Les tourneurs sont chargés d'orienter le taureau pour faciliter le travail des raseteurs. Leur tâche est moins risquée et leur fonction est généralement remplie par d'anciens raseteurs. Raseteurs et tourneurs sont vêtus de blanc et portent leur nom écrit en grosses lettres dans leur dos, en noir pour les premiers, en rouge pour les seconds. Tout un essaim de raseteurs descend sur la piste, plus d'une dizaine; les tourneurs sont beaucoup moins nombreux. Il est important que tourneurs et raseteurs s'entendent bien. Le spectateur n'en a sans doute pas conscience, mais c'est un véritable ballet qui se déroule sous ses yeux. Si l'animal est mal placé, le raseteur ne pourra pas tenter de l'affronter sans danger. Par ailleurs, il existe des raseteurs droitiers et des raseteurs gauchers, les uns et les autres doivent aborder l'animal par des côtés différents.
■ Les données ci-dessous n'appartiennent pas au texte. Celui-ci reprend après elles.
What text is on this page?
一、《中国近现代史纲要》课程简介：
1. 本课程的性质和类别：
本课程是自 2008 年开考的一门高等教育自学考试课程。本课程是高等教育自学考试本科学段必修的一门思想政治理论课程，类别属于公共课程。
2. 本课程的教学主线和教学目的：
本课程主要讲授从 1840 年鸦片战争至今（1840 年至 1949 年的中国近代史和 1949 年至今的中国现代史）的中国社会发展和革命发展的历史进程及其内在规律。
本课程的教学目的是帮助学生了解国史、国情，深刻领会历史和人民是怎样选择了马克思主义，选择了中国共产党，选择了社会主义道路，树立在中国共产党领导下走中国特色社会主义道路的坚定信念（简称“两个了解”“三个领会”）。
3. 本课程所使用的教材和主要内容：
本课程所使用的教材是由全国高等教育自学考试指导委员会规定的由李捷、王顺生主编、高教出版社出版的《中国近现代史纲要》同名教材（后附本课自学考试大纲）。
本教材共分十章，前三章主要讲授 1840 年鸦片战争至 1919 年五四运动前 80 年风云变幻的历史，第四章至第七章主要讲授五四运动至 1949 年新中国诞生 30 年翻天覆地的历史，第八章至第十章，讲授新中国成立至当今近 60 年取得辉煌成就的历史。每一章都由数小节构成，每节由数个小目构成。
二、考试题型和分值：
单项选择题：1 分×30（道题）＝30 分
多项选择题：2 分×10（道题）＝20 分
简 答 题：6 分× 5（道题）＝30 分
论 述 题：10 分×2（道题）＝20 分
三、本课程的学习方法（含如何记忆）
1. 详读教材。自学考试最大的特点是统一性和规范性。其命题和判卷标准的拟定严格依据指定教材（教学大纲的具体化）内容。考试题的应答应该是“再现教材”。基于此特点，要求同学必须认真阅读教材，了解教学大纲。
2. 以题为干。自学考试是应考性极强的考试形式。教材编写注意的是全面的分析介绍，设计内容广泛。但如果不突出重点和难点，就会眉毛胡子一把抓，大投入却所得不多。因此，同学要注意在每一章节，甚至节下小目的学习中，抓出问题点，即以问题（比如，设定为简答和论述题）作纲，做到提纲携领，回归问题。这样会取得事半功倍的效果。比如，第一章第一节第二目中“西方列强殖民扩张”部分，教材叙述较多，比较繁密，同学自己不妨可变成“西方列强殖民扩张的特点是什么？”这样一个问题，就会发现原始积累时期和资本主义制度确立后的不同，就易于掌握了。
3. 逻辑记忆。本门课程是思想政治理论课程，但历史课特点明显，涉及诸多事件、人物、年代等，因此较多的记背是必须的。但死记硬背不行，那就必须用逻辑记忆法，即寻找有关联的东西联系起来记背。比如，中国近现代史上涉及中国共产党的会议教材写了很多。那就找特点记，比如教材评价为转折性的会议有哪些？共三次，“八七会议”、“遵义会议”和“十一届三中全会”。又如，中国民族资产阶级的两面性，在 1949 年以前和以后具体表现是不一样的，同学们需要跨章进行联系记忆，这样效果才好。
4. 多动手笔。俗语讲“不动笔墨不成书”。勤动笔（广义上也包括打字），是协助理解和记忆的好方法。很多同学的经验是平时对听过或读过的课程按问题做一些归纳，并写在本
Le taureau anticipe les mouvements de son antagoniste; le raseteur doit s'efforcer de suivre la trajectoire la plus efficace pour enlever l'attribut, mais aussi la plus spectaculaire, sans risquer le coup de corne, avant d'avoir pu se réfugier derrière la barrière; la souplesse de l'échine du taureau étant limitée, il ne peut pas tourner brusquement; le raseteur doit donc éviter également de se rabattre trop vite, pour se mettre à l'abri, sous peine de s'attirer les huées de l'assistance. L'heure du spectacle étant venue, nous prenons nos billets au guichet et nous entrons dans les arènes qui commencent à se remplir. Nous avons de la chance car il reste des places libres à l'ombre des platanes et c'est là que l'on nous installe, certes pas aux premiers rangs, qui ont l'air d'être réservés aux personnalités ou aux habitués. Pour commencer, de jeunes raseteurs se confrontent à des taureaux aussi novices qu'eux. Je pense qu'il s'agit de ce que l'on appelle course de protection. C'est la mise en bouche, les spectateurs sont venus pour la seconde partie et même tous ne sont pas encore arrivés, mais l'ambiance commence déjà à chauffer. J'aperçois des fans de la vedette du jour, le taureau Camarina, Biou d'Or en 2005 qui porte fièrement son nom écrit en grosses lettres sur leur tea-shirt. Une foule bigarrée nous entoure où se rencontrent les deux sexes, tous les âges, plusieurs accents, les aficiona et les simples curieux, tout ce beau monde coude à coude sur les gradins de l'amphithéâtre. * Aficiona: amateur de courses de taureaux. Voici enfin la partie tant attendue. Les raseteurs
arrivent dans l'arène et saluent le public et le président;
c'est le capelado que l'on pourrait traduire par coup de chapeau.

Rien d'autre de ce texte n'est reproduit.